Forum Finds a Future for Disaster-Resistant Concrete Homes

With 73% of 2014 new home starts in areas prone to wind and quake damage, this year may be builders’ best opportunity to talk with clients about concrete’s cost-effectiveness

Superimposing the total-loss curve over the number of recorded severe storms over the same period suggests that the frequency of storms is not contributing to rising costs.
Superimposing the total-loss curve over the number of recorded severe storms over the same period suggests that the frequency of storms is not contributing to rising costs.

World of Concrete 2014 hosted a forum on concrete home construction that underscored rising cost of property loss resulting from natural disasters, suggesting it is the result of softened building codes.

Under the theme “Building to a Higher Standard: Resilience in Residential Construction,” the program shared Property Casualty Service numbers that show losses due to thunderstorm, hail and tornado rising nearly six-fold since the 1980s, even as the number of severe storms has remained relatively stable. Tropical storm and hurricane damages have risen twenty-fold, on an even-more-static number of storms making U.S. landfall.

Harmonization of four building codes by the International Code Council in 1994 removed some regional code stipulations and resulted in emphasis on protecting human life, while property protection standards slipped. State/local jurisdictions decide code adoptions; some continue to enforce old codes while other jurisdictions adopt newer codes.

Another reason for the rising cost of damages due to storms is the expansion of development geographically in areas subject to storms and earthquake.

Portland Cement Association President Greg Scott said the PCA has tripled its staff dedicated to working on improving residential codes, but the forum identified the immediate opportunity for positive change contractors have when working with clients to use concrete construction on homes in areas at risk.

Jonathan Smoke, chief economist with Hanley Wood, said his organization defined “Resilient Geographic Areas” as places subject to significant wind and seismic disasters – Wind Zone IV and hurricane-susceptible areas, and counties in Seismic zones 3 and 4. Resilient Construction would need to resist these forces, and it was suggested that concrete offers resilience at appropriate cost to properly protect homes and their occupants.

“Our definition for ‘Resilient Area’ resulted in 1,971 of 3,141 counties in the US (63 percent) being defined as resilient,” Smoke said. Additional analysis of Metrostudy data from counties in Resilient Geographic Areas suggests that:

  • 77% of the U.S. population lives in areas with need for resilient homes
  • 73% of forecast 2014 single-family-home starts are in resilient areas
  • Median incomes and home values are higher in resilient areas

The forum addressed opportunity for concrete to improve the resiliency of homes in areas at risk.

“Concrete structures provide an unparalleled level of safety and protection from a wide range of disasters; whether natural disasters such as tornadoes, hurricanes, earthquakes and flooding; or man-made disasters such as power interruptions and blasts,” said Donn Thompson, PCA director of low-rise buildings. “By its mineral nature, concrete provides both strength and stiffness. This ‘liquid stone’ is inorganic, so it doesn’t burn, rot, rust or become a food source for insects and decay.”

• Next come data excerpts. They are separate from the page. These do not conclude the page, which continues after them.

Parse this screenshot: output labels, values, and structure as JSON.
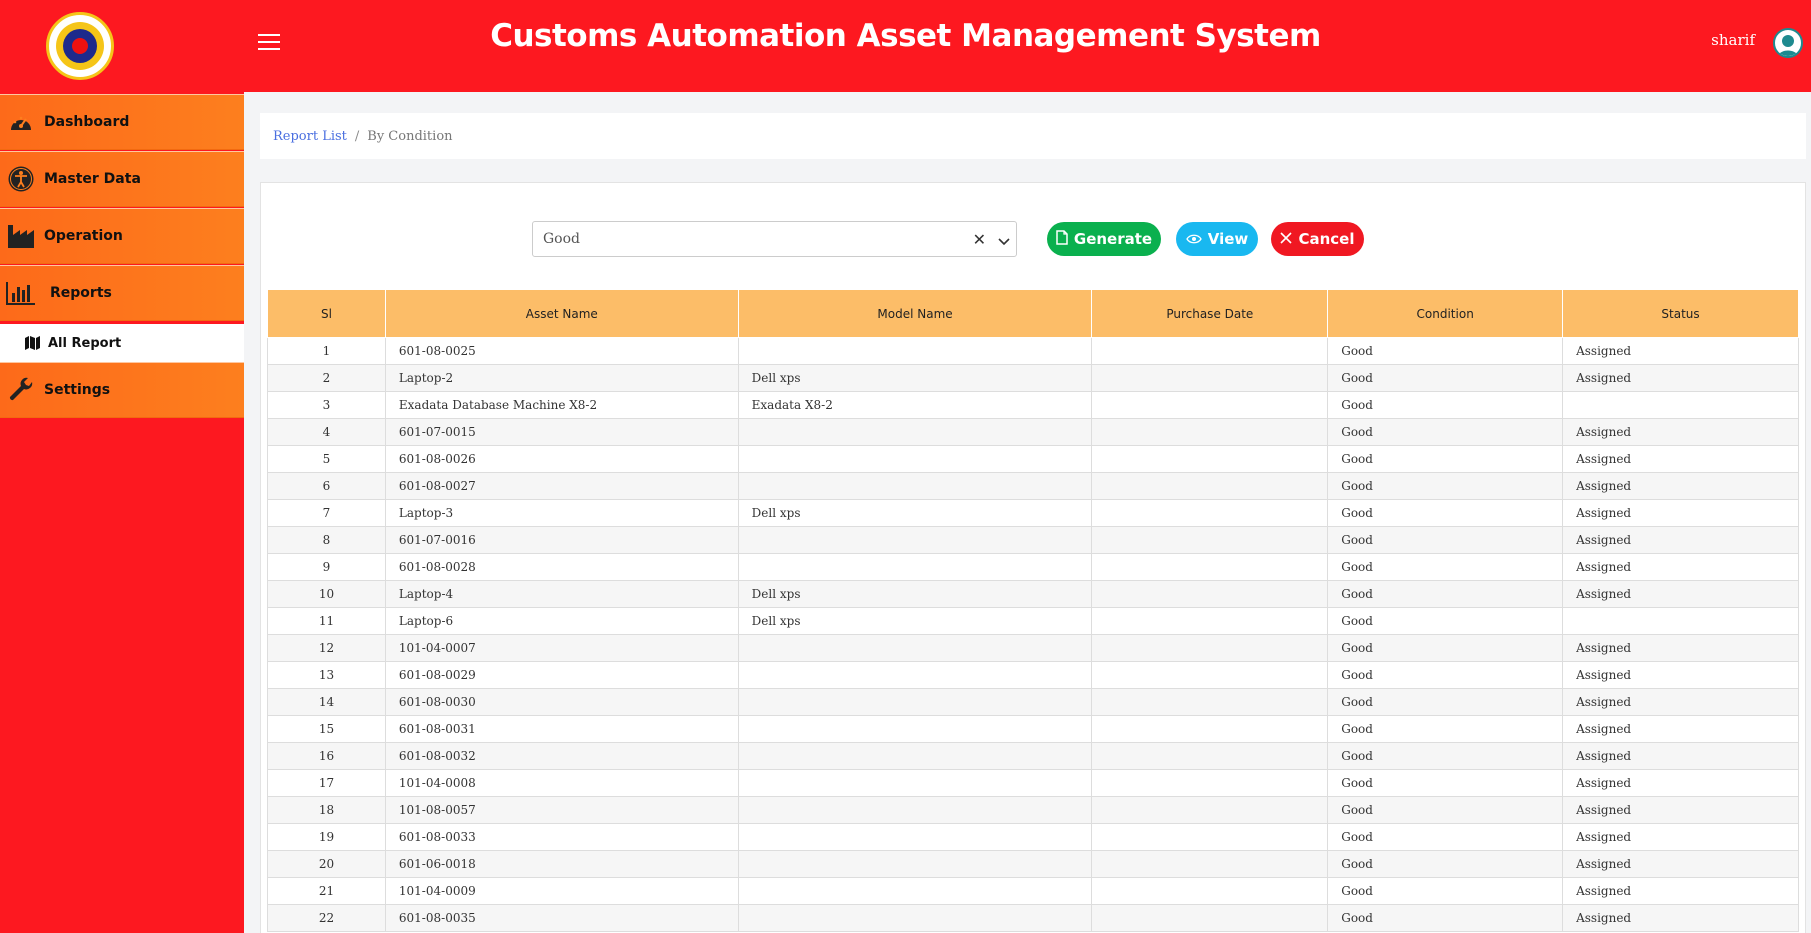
{
  "header": {
    "title": "Customs Automation Asset Management System",
    "username": "sharif"
  },
  "sidebar": {
    "items": [
      {
        "label": "Dashboard",
        "icon": "dashboard-gauge-icon"
      },
      {
        "label": "Master Data",
        "icon": "accessibility-icon"
      },
      {
        "label": "Operation",
        "icon": "factory-icon"
      },
      {
        "label": "Reports",
        "icon": "bar-chart-icon"
      },
      {
        "label": "Settings",
        "icon": "wrench-icon"
      }
    ],
    "sub_item": {
      "label": "All Report",
      "icon": "map-icon"
    }
  },
  "breadcrumb": {
    "link": "Report List",
    "separator": "/",
    "current": "By Condition"
  },
  "filter": {
    "selected_value": "Good",
    "clear_glyph": "✕"
  },
  "buttons": {
    "generate": "Generate",
    "view": "View",
    "cancel": "Cancel"
  },
  "colors": {
    "header_bg": "#fd1820",
    "nav_bg": "#fd7f1e",
    "table_header_bg": "#fcbd68",
    "generate_btn": "#0ab04e",
    "view_btn": "#19b8f0",
    "cancel_btn": "#f01822"
  },
  "table": {
    "columns": [
      "Sl",
      "Asset Name",
      "Model Name",
      "Purchase Date",
      "Condition",
      "Status"
    ],
    "rows": [
      [
        "1",
        "601-08-0025",
        "",
        "",
        "Good",
        "Assigned"
      ],
      [
        "2",
        "Laptop-2",
        "Dell xps",
        "",
        "Good",
        "Assigned"
      ],
      [
        "3",
        "Exadata Database Machine X8-2",
        "Exadata X8-2",
        "",
        "Good",
        ""
      ],
      [
        "4",
        "601-07-0015",
        "",
        "",
        "Good",
        "Assigned"
      ],
      [
        "5",
        "601-08-0026",
        "",
        "",
        "Good",
        "Assigned"
      ],
      [
        "6",
        "601-08-0027",
        "",
        "",
        "Good",
        "Assigned"
      ],
      [
        "7",
        "Laptop-3",
        "Dell xps",
        "",
        "Good",
        "Assigned"
      ],
      [
        "8",
        "601-07-0016",
        "",
        "",
        "Good",
        "Assigned"
      ],
      [
        "9",
        "601-08-0028",
        "",
        "",
        "Good",
        "Assigned"
      ],
      [
        "10",
        "Laptop-4",
        "Dell xps",
        "",
        "Good",
        "Assigned"
      ],
      [
        "11",
        "Laptop-6",
        "Dell xps",
        "",
        "Good",
        ""
      ],
      [
        "12",
        "101-04-0007",
        "",
        "",
        "Good",
        "Assigned"
      ],
      [
        "13",
        "601-08-0029",
        "",
        "",
        "Good",
        "Assigned"
      ],
      [
        "14",
        "601-08-0030",
        "",
        "",
        "Good",
        "Assigned"
      ],
      [
        "15",
        "601-08-0031",
        "",
        "",
        "Good",
        "Assigned"
      ],
      [
        "16",
        "601-08-0032",
        "",
        "",
        "Good",
        "Assigned"
      ],
      [
        "17",
        "101-04-0008",
        "",
        "",
        "Good",
        "Assigned"
      ],
      [
        "18",
        "101-08-0057",
        "",
        "",
        "Good",
        "Assigned"
      ],
      [
        "19",
        "601-08-0033",
        "",
        "",
        "Good",
        "Assigned"
      ],
      [
        "20",
        "601-06-0018",
        "",
        "",
        "Good",
        "Assigned"
      ],
      [
        "21",
        "101-04-0009",
        "",
        "",
        "Good",
        "Assigned"
      ],
      [
        "22",
        "601-08-0035",
        "",
        "",
        "Good",
        "Assigned"
      ]
    ]
  }
}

Thompson also pointed out concrete’s resistance to wind-driven debris, water and fire resistance, and versatility as a building material.

Buddy Hughes, now a territory manager in South Carolina for Logix Insulating Concrete Forms, shared with the forum his experience building with insulated concrete forms (ICF) during his 30 years as a licensed contractor.

“Pouring basements with ICF is a no-brainer today, if you’re going to finish the basement,” Hughes said. He said the 25 percent premium a homeowner pays for ICF roughly equals the savings they will get from framing and covering the interior walls of a basement cast in place with removable forms. “But initial cost is the big barrier to going up the walls from the basement with ICF.”

ICF walls cost three to four times the price for stick-frame walls.

“But the homeowner gets that back pretty quickly in energy savings on heating and cooling the ICF home,” Hughes explained, “Making the storm protection a freebie.”

In wind-risk areas like his Carolina home market, he recommends the additional precaution of eliminating gables with a hip roof to further protect the home and its occupants. “And use of closed-attic construction is growing because vented attics work against wind resistance.”

A panel of insulated-concrete-form (ICF) vendors discussed strategies for influencing home materials choices, and it was pointed out that the best window of opportunity for talking with clients about building concrete homes is in the five years following a major storm event.